2020 ESA Annual Meeting (August 3 - 6)

PS 63 Abstract - Replicability and reproducibility in movement ecology

Jenicca Poongavanan1, RocĂ­o Joo2, Jelle Assink3, Samantha C. Patrick4 and Mathieu Basille2, (1)School of Natural Resource and Environment, University of Florida, Gainesville, FL, (2)Fort Lauderdale Research and Education Center, University of Florida, Davie, FL, (3)Royal Netherlands Meteorological Institute, Netherlands, (4)School of Environmental Sciences, University of Liverpool, Liverpool, United Kingdom
Background/Question/Methods

Advances in tracking technology in the past decades strongly enhanced our ability to track animal movements, and generated an ever increasing body of literature pertaining which gave birth to the field of Movement Ecology. The level of statistical analysis in ecology journals is considerable higher nowadays, developing and applying numerous models for animal movement data, particularly to identify behavioral patterns through movement; e.g. independent mixture models, state-space models and correlated random walk models to name but a few. Movement models are usually introduced to the community as reproducible (i.e. with the same data, shared in the paper, the same results should be expected) and generalizable (i.e. the method could be used for similar questions but different data). With a variety of models to study animal movement, we revisited the most popular methods used to identify behavioral patterns in animal movement. We selected frequently cited papers applying these methods, for which the data was publicly available. We then assessed the correctness of the statistical models (e.g. the data was in the right format, the assumptions were verified and respected), the reproducibility of the results, and ultimately the appropriateness of the method for the ecological questions tackled in these studies.

Results/Conclusions

For this poster, we present results from seven selected methods applied to a range of species. Half of the papers investigated did not make use of the most suitable method to analyze their data. From the remaining ones, we were only able to reproduce the results twice out of 4 papers. Moreover, we found that model assumptions had often been violated, specifically with regard to the temporal regularity of the movement data, a key statistical assumption for movement. We thus re-analyzed their data using a more suitable method and wrote up recommendations for these specific cases.
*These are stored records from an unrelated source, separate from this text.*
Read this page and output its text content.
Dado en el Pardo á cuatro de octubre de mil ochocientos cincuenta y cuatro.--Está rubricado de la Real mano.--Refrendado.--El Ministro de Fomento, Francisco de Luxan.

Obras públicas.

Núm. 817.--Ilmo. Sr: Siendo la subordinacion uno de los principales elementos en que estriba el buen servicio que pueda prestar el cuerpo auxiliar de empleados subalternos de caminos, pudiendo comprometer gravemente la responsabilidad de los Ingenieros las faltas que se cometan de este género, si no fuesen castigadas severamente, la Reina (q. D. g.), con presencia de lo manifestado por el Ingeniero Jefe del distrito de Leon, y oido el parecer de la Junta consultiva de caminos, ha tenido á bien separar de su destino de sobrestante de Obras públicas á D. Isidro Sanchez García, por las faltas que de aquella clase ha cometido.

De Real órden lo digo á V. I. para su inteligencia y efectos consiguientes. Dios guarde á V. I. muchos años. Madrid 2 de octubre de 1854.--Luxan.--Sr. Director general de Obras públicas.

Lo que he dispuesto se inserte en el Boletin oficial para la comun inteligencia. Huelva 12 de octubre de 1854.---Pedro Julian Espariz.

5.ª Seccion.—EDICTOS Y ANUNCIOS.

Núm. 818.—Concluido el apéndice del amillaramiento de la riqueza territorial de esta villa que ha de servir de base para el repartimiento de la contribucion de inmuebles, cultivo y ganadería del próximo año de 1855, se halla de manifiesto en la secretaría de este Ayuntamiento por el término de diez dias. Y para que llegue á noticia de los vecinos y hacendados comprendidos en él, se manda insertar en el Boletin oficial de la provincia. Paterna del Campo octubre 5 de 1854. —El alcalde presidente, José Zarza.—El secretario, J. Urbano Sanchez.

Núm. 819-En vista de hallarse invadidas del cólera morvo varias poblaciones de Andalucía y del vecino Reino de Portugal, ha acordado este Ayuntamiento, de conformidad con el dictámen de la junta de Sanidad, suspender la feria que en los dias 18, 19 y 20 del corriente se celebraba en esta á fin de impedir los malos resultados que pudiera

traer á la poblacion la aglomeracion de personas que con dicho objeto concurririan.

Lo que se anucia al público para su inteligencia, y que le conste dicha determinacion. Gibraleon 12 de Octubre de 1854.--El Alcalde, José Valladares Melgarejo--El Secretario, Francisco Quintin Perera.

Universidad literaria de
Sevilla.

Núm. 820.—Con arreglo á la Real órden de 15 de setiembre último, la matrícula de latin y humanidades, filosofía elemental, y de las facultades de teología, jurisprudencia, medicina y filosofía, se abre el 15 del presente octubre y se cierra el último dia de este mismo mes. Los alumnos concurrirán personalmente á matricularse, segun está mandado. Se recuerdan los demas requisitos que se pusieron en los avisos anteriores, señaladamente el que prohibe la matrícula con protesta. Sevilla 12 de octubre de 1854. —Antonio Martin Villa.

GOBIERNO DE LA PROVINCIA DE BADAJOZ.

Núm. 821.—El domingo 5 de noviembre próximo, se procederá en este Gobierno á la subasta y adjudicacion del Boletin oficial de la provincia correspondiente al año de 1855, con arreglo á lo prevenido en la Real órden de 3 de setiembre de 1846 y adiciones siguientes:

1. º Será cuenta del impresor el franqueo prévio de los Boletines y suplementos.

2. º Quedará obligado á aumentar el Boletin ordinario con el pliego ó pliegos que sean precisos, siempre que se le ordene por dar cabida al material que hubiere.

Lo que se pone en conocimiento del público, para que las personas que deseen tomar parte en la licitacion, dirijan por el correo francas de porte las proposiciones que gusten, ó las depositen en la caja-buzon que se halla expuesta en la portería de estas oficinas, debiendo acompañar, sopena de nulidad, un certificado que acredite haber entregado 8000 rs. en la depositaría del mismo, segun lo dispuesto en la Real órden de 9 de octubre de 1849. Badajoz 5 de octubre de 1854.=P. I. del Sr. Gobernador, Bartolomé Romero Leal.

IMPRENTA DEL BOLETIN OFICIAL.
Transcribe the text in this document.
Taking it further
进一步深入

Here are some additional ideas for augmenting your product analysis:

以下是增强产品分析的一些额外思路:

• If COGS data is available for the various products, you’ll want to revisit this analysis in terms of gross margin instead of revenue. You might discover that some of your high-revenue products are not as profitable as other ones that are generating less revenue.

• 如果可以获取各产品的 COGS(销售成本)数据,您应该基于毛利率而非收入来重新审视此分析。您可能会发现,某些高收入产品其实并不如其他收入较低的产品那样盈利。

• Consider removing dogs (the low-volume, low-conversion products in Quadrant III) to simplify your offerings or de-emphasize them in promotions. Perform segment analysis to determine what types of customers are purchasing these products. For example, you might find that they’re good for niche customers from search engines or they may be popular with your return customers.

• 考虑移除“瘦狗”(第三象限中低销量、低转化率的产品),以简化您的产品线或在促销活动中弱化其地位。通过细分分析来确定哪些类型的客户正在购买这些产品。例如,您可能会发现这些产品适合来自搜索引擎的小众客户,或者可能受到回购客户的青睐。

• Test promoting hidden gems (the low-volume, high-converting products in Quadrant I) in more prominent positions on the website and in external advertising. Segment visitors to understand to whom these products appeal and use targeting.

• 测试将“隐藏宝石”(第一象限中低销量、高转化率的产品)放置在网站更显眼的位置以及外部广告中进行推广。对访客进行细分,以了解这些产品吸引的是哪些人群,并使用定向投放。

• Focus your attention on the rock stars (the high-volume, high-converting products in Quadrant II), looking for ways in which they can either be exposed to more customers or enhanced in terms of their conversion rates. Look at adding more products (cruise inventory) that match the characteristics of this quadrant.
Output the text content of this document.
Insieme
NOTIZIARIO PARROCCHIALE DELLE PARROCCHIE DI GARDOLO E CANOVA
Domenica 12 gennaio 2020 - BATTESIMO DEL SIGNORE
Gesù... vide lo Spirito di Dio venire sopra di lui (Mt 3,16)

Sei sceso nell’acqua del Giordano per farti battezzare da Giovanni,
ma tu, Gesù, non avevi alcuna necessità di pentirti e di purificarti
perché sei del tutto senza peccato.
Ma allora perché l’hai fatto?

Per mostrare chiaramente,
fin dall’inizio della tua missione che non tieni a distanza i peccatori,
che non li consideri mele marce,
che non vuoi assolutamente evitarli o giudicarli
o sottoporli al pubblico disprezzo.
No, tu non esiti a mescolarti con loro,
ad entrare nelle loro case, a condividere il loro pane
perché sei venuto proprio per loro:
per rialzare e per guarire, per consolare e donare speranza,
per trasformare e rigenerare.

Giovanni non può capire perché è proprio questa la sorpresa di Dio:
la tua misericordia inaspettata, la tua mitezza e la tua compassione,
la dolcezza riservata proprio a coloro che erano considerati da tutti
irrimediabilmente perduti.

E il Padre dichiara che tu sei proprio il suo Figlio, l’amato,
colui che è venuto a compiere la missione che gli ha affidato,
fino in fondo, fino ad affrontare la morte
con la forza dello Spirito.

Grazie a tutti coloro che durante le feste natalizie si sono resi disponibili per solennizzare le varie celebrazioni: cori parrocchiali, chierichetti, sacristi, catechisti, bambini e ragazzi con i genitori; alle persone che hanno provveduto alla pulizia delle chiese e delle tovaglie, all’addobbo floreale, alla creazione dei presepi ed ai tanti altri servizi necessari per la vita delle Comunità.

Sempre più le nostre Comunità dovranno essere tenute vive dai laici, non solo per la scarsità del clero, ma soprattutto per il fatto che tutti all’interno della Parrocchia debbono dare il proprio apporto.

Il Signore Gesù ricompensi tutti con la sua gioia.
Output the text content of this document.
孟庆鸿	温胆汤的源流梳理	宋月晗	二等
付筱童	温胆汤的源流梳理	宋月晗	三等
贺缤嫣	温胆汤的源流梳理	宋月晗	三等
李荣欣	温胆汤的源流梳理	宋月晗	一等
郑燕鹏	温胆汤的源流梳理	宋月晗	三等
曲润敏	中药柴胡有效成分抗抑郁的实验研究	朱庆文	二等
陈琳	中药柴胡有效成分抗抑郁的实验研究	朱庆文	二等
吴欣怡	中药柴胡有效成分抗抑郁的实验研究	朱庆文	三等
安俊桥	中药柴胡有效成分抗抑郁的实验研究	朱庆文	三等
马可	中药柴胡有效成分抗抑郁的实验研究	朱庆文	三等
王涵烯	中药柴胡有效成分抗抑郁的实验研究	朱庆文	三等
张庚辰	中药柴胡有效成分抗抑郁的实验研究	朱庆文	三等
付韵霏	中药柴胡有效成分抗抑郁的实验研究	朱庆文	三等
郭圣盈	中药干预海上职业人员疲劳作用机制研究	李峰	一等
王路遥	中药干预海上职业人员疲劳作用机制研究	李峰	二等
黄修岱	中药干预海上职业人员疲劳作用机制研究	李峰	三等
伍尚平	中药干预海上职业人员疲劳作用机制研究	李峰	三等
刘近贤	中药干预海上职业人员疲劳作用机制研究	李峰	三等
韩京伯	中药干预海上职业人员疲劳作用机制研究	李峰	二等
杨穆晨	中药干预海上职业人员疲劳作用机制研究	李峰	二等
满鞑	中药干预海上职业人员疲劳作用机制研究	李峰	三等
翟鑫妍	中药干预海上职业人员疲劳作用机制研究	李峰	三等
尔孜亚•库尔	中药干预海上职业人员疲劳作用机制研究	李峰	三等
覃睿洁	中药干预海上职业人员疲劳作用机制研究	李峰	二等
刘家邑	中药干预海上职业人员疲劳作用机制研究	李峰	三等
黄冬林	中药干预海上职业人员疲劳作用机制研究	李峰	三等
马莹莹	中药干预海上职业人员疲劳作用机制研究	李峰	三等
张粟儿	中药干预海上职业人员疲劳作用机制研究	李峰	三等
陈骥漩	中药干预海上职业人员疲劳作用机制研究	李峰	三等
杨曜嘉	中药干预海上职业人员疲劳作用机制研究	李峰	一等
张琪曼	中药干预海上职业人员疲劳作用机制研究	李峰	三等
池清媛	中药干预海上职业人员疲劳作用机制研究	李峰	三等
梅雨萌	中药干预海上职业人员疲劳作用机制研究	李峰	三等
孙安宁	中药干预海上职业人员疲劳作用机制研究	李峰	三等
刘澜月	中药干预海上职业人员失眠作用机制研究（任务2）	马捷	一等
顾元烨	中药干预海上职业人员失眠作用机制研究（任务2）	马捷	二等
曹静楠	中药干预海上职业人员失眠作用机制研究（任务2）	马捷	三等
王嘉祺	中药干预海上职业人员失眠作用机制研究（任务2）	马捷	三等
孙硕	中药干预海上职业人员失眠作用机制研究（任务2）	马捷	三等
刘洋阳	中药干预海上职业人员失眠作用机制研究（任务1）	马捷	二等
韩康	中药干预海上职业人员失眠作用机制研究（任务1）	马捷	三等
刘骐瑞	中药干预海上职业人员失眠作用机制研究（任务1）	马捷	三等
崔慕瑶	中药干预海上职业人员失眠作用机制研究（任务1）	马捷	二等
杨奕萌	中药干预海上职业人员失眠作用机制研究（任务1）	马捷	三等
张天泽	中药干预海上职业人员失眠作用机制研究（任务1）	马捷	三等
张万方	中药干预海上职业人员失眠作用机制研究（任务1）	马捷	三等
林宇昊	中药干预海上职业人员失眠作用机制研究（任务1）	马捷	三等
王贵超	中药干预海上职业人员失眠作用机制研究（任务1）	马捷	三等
Finally, to illustrate how to choose the appropriate method based on the ecological questions and structure of the data, we present a complete example applied to novel seabird movement data to better understand their movement decisions in a changing meteorological environment. Statistical errors are common across a wide range of disciplines and even in the most prestigious journals. Ecological research is not immune from statistical misconceptions which can be dangerous as they may lead to inaccurate conclusions. We hope that this work will be a small step towards statistically sound science in the our field of Movement Ecology.